As the pair approached each other, tied 14-14 in a race capped at 15, Russo lost her footing slightly.
“I’ve been trying to watch the last point,” Russo said. “I think I slipped, but then I just kind of hit her out of nowhere. I don’t know what happened.
“The individual part is just the sweet ending.”
“Two out of three NCAA (championships), also incredible,” Kvaratskhelia said of Russo. “She’s pretty close to following Lee’s footsteps. … They’re the ultimate competitors with an incredible sense of work ethic every single day.”
After the men’s side of the competition concluded Friday, the Irish were already in front by eight over the Buckeyes — with arguably Notre Dame’s stronger half still to fence.
“The key was no one out of 12 underperformed,” Kvaratskhelia said. “Everyone performed pretty much to their highest potential.”

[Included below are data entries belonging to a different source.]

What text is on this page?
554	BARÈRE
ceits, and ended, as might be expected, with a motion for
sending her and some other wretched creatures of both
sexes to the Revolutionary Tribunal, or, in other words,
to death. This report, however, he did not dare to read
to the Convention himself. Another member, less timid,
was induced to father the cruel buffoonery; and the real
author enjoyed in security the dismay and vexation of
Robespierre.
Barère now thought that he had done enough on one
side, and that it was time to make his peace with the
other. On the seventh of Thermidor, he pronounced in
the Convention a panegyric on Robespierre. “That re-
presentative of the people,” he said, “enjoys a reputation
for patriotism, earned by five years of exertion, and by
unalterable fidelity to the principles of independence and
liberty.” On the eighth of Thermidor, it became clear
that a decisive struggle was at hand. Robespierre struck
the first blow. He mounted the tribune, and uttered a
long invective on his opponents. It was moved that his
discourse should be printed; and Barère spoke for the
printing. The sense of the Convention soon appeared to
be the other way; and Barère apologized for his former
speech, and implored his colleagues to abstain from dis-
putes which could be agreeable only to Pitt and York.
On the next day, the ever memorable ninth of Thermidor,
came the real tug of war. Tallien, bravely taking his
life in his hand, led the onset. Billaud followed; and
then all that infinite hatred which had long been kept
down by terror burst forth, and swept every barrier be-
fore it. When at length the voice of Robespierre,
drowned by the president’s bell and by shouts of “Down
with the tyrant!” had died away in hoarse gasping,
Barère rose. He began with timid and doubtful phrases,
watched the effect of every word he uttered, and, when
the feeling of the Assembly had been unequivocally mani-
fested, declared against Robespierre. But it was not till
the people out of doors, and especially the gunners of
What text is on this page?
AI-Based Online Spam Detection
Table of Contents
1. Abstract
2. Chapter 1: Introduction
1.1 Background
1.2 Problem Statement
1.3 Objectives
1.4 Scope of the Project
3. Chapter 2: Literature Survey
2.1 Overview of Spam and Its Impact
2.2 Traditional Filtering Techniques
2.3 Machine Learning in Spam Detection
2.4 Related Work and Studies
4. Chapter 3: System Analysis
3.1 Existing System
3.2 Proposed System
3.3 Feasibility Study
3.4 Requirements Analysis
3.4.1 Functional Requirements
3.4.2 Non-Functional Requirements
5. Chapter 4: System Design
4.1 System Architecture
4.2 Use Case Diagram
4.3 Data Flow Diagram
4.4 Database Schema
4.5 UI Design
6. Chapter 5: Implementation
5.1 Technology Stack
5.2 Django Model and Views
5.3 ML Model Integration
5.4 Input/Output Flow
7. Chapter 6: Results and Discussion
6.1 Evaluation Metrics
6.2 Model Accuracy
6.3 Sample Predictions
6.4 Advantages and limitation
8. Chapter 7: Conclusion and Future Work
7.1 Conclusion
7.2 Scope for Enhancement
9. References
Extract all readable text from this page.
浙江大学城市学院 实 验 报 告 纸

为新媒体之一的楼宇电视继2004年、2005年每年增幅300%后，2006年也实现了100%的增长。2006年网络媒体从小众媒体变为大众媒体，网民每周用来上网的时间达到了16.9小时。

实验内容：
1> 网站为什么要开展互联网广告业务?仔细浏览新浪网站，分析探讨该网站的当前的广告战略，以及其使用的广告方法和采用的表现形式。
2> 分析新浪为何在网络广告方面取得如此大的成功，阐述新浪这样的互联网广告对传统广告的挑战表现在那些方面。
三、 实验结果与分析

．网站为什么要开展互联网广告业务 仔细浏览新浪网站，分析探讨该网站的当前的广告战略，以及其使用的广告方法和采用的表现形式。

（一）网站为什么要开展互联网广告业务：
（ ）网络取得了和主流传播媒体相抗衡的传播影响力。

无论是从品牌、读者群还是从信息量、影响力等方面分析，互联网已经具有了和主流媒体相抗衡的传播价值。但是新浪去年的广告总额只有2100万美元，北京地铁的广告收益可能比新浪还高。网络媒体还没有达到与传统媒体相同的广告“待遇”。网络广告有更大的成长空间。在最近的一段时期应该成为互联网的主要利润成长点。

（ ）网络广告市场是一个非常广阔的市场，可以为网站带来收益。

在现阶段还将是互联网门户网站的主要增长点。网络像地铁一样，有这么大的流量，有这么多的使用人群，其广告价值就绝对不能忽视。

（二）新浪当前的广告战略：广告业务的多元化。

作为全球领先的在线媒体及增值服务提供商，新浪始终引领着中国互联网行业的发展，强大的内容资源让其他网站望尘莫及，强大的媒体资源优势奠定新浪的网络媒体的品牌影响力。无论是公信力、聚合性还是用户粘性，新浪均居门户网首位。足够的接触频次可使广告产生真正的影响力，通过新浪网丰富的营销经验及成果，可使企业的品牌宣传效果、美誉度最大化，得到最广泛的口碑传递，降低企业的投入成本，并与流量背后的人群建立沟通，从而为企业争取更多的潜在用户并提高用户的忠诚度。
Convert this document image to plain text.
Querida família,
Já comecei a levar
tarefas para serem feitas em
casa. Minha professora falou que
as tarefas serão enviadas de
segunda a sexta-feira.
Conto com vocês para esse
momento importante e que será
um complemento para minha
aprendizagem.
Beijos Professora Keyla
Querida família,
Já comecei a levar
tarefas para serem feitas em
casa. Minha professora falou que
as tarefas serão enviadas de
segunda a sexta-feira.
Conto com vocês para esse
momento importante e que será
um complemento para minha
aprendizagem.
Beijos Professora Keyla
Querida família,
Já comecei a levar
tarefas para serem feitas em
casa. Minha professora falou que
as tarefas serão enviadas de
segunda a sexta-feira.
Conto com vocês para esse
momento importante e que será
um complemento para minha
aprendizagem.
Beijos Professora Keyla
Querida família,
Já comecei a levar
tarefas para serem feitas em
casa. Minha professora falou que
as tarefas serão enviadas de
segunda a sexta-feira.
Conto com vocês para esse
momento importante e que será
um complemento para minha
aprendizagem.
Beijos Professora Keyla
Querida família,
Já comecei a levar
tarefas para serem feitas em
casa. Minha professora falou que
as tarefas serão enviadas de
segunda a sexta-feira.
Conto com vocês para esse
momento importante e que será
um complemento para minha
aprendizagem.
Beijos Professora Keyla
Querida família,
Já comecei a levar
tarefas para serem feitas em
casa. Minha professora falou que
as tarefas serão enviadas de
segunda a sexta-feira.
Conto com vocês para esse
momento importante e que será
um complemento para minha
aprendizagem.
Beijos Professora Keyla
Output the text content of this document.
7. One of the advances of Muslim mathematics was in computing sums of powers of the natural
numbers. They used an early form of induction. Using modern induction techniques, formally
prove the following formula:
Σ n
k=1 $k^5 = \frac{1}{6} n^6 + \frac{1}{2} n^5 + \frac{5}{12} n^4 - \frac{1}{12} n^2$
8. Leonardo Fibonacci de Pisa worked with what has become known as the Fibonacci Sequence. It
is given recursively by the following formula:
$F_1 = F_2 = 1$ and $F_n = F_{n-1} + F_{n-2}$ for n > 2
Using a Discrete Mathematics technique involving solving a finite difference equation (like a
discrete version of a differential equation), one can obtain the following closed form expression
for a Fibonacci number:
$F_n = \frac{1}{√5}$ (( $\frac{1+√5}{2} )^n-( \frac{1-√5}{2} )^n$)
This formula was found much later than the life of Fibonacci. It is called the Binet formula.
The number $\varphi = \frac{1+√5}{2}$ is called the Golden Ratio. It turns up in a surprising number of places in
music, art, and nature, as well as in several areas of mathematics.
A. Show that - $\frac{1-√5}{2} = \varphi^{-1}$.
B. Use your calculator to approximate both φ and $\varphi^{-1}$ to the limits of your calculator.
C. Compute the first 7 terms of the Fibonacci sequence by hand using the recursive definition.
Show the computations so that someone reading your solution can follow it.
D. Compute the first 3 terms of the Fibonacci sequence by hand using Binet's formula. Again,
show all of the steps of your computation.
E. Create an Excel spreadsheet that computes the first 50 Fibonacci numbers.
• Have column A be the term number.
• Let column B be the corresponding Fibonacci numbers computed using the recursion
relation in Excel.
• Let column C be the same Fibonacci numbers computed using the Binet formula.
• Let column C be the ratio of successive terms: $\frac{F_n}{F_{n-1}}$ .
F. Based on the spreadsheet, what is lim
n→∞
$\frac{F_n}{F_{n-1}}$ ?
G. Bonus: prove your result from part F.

Notre Dame finishers (preliminary records, used for team score)
Women’s Foil: 1. Lee Kiefer (20-3), 5. Sabrina Massialas (19-4); Women’s Epee: T3. Amanda Sirico (20-3), 14. Madeline Antekeier (10-13); Women’s Sabre: 1. Francesca Russo (20-3), 15. Tara Hassett (11-12)
Men’s Foil: 6. Kristjan Archer (15-8), 8. Axel Kiefer (15-8); Men’s Epee: T3. Ariel Simmons (15-8), 13. Dylan French (12-11); Men’s Sabre: 5. Jonah Shainberg (15-8), 8. Jonathan Fitzgerald (14-9).
1. Notre Dame, 186; 2 Ohio State, 161; 3. Columbia, 152; 4. Princeton, 145; 5. Harvard, 124.